MSNBC host Rachel Maddow challenged Democratic presidential hopeful Bernie Sanders over his critiques of fellow candidate Hillary Clinton's evolved gay marriage stance, wondering if he, too, has engaged in similar political tactics in the past.
"Obviously, in 1996 you voted 'no' as a member of the House on Defense of Marriage Act," Maddow said during an interview with Sanders earlier this week. "Ten years later, though, when you were running for Senate in Vermont, you also said that you would not support Vermont moving forward to legalize same-sex marriage."
Maddow said that she doesn't believe that Sanders was anti-gay at the time, but that he seemingly wanted to hold off on supporting gay nuptials "for politically tactical reasons."
But Sanders pushed back, explaining that Vermont was the first state in the U.S. to enact civil unions, and that the move was seen as deeply divisive within the state — a paradigm that caused him to call for caution moving forward.
"It brought forth just a whole lot of emotion and the state was torn in a way I had never seen the state torn," Sanders said. "What my view was, give us a little bit of time ... I felt that at that time ... let's take it easy for a little while."

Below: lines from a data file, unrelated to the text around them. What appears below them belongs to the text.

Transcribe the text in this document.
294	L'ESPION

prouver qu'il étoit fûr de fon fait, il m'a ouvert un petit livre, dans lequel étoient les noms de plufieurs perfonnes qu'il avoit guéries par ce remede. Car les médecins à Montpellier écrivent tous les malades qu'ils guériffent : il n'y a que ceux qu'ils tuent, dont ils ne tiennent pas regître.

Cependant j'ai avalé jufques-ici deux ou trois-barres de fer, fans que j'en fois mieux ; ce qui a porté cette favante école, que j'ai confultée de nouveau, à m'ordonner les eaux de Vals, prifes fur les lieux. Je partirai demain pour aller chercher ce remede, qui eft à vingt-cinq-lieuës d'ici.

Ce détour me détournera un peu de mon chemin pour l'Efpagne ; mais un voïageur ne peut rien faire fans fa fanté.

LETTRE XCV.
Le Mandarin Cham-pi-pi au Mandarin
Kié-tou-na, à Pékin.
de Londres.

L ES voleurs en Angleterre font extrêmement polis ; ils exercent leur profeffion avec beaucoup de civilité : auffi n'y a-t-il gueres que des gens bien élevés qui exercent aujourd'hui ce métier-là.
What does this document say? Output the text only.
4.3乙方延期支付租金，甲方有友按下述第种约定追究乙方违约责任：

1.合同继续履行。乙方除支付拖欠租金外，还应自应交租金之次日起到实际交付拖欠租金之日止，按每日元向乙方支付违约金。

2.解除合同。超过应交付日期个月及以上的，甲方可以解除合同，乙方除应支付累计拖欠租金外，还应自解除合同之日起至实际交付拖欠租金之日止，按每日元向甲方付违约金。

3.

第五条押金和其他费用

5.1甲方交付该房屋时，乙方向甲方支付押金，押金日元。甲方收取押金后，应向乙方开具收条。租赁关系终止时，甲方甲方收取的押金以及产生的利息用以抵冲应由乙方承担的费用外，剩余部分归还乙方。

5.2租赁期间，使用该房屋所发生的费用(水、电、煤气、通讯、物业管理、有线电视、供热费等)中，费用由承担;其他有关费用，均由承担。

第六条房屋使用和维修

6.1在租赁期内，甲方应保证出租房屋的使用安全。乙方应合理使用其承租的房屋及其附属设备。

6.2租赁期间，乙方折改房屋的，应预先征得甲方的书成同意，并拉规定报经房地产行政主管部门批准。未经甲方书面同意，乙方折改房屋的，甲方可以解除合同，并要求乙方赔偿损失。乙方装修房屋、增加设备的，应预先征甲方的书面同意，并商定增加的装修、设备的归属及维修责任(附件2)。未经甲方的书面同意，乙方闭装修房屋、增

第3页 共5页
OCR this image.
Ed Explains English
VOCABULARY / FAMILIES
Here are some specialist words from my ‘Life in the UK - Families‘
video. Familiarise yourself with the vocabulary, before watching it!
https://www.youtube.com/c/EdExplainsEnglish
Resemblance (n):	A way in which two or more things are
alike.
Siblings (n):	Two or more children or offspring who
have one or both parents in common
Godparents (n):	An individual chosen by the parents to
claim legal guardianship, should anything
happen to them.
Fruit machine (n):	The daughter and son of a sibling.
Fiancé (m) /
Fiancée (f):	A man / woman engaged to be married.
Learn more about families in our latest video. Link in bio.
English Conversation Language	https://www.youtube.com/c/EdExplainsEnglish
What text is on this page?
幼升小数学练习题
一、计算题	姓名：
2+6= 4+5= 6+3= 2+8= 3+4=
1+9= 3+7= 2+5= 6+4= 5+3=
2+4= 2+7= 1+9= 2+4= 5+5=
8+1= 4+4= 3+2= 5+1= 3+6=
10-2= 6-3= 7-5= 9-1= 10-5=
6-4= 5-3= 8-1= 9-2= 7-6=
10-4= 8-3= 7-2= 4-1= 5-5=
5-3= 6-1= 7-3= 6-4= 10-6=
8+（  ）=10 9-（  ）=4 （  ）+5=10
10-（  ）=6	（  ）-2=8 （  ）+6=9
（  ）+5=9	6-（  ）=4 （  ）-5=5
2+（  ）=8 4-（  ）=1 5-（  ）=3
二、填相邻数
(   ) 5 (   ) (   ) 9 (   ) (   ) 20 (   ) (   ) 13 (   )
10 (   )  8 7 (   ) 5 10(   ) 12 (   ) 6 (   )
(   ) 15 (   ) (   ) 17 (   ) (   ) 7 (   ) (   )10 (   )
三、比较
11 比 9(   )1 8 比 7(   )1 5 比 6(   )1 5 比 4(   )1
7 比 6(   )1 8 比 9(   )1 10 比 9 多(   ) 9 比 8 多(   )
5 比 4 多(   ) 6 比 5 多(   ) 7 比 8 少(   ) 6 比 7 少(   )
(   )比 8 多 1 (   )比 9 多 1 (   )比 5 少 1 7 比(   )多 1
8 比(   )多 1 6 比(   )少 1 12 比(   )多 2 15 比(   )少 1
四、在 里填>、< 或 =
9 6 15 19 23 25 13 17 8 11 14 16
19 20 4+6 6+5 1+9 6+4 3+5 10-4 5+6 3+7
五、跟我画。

Watch the exchange and Sanders' explanation below:
Maddow, though, wondered if this wasn't the same kind of "tactical thinking" and "political pragmatism" that drove the Clintons to support the Defense of Marriage Act before later endorsing same-sex nuptials.
Sanders countered by noting that his critique of Clinton has not necessarily been about her change-of-heart on the issue, but that he instead believes that the narrative she has created is untrue.
The former secretary of state has said that she and her husband supported the Defense of Marriage Act in an effort to stem a greater effort such as amending the U.S. Constitution in a way that would have legally solidified traditional nuptials — something that Sanders rejects.
He has dubbed this as an attempt to "rewrite history" and said that there was not a massive constitutional effort at that time.
"We live in a tough world and leadership counts," Sanders said. "It's great that people evolve and change their minds ... but it's important to stand up when the going gets tough."